“Patent pools” are a licensing strategy that allows patent holders to leverage each others’ work to create complex products when competing ownership of intellectual property blocks innovation. The US Department of Justice Antitrust Division evaluates the validity of patent pools to ensure they do not distort markets inappropriately. An unanswered question was whether patent pools were more likely to survive anti-trust scrutiny when there was also an established, open technological standard.
Cory developed a set of algorithms to examine the changes in patent co-citation network density for a selected set of candidate patent pools (both successful and unsuccessful in DOJ evaluations). These algorithms were run against the full USPTO and NBER patent databases to objectively identify high-density patent “thickets”: dense webs of overlapping patent citations. By examining the relationship between citation density and time, he constructed a model describing individual patent applications that preceded the creation of a patent pool.
The developed model was able to distinguish differences in network structure between successful and unsuccessful patent pools in several dimensions (time, number of components, existence of a standard, acceleration of network density, citation density compared to adjacent granted patents). The ability to establish objective criteria for thicket identification was key in determining correlations between patent pool characteristics and DOJ analysis outcomes.
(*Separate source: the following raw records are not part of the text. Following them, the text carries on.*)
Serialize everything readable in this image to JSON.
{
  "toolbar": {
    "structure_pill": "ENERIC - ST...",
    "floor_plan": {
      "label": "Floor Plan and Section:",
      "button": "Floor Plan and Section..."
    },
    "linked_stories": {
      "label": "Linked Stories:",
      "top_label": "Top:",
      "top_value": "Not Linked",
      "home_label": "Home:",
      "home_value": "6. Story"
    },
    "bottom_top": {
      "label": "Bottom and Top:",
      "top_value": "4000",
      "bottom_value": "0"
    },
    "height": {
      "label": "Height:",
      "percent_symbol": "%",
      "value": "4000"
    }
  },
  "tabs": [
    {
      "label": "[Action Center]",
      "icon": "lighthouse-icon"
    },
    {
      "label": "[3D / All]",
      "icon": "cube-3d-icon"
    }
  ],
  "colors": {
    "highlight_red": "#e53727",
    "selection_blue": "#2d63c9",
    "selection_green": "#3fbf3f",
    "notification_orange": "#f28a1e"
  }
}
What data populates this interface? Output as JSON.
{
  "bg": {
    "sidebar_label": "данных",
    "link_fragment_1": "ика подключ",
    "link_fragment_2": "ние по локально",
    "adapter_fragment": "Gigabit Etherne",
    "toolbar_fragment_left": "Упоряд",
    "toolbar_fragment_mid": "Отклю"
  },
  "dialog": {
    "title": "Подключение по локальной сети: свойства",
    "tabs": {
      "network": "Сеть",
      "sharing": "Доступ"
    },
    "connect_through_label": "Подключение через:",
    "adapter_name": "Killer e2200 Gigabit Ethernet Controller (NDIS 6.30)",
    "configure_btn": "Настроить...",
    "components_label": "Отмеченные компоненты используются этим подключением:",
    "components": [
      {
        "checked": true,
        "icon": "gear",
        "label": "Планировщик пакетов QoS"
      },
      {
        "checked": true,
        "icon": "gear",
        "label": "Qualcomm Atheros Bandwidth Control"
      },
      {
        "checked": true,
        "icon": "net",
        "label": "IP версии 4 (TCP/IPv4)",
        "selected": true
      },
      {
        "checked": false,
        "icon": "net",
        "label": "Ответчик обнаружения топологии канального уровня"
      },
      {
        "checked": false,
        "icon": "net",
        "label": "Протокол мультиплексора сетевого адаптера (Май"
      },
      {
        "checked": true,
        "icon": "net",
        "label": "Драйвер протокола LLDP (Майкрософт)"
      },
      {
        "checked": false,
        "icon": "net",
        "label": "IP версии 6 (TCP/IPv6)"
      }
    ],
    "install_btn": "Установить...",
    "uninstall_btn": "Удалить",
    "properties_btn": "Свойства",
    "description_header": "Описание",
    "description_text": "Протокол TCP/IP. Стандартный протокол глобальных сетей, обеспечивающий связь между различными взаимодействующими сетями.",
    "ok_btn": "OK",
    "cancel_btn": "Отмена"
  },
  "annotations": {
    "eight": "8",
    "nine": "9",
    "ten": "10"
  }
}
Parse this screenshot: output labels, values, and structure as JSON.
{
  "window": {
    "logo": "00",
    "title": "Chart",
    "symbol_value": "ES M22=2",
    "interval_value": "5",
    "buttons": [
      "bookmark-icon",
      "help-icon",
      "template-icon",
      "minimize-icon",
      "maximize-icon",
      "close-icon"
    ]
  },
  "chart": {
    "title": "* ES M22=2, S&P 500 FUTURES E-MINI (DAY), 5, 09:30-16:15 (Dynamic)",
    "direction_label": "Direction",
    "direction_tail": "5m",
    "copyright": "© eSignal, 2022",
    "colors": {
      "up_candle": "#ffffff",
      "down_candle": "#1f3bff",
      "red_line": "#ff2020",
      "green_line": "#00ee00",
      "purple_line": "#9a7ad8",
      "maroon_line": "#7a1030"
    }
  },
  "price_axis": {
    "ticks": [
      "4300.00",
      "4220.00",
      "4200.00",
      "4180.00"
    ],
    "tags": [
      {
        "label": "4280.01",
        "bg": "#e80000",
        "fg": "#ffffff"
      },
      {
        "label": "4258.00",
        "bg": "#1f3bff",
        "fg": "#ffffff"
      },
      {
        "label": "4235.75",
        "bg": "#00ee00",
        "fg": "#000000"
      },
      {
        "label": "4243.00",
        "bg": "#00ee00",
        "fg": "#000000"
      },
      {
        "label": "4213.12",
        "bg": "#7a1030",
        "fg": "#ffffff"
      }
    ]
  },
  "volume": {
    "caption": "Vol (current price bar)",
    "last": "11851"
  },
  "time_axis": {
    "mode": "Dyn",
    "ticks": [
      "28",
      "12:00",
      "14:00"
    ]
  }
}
By analyzing the full USPTO and NBER patent databases, Cory and colleagues Dr. Gavin Clarkson and Dr. Lian Jian developed a model that was able to:
- Reduce patent pools of any technology to a set of key characteristics; and,
- Predict whether those patent pools would survive anti-trust scrutiny.
Additionally, the research established that patent pools are significantly more likely to survive anti-trust scrutiny in the presence of open standards. This allowed companies to alter their R&D lifecycles to include participation in standards-setting bodies and increase the likelihood that later patent pool applications will pass DOJ scrutiny, ultimately impacting the market viability of their IP assets.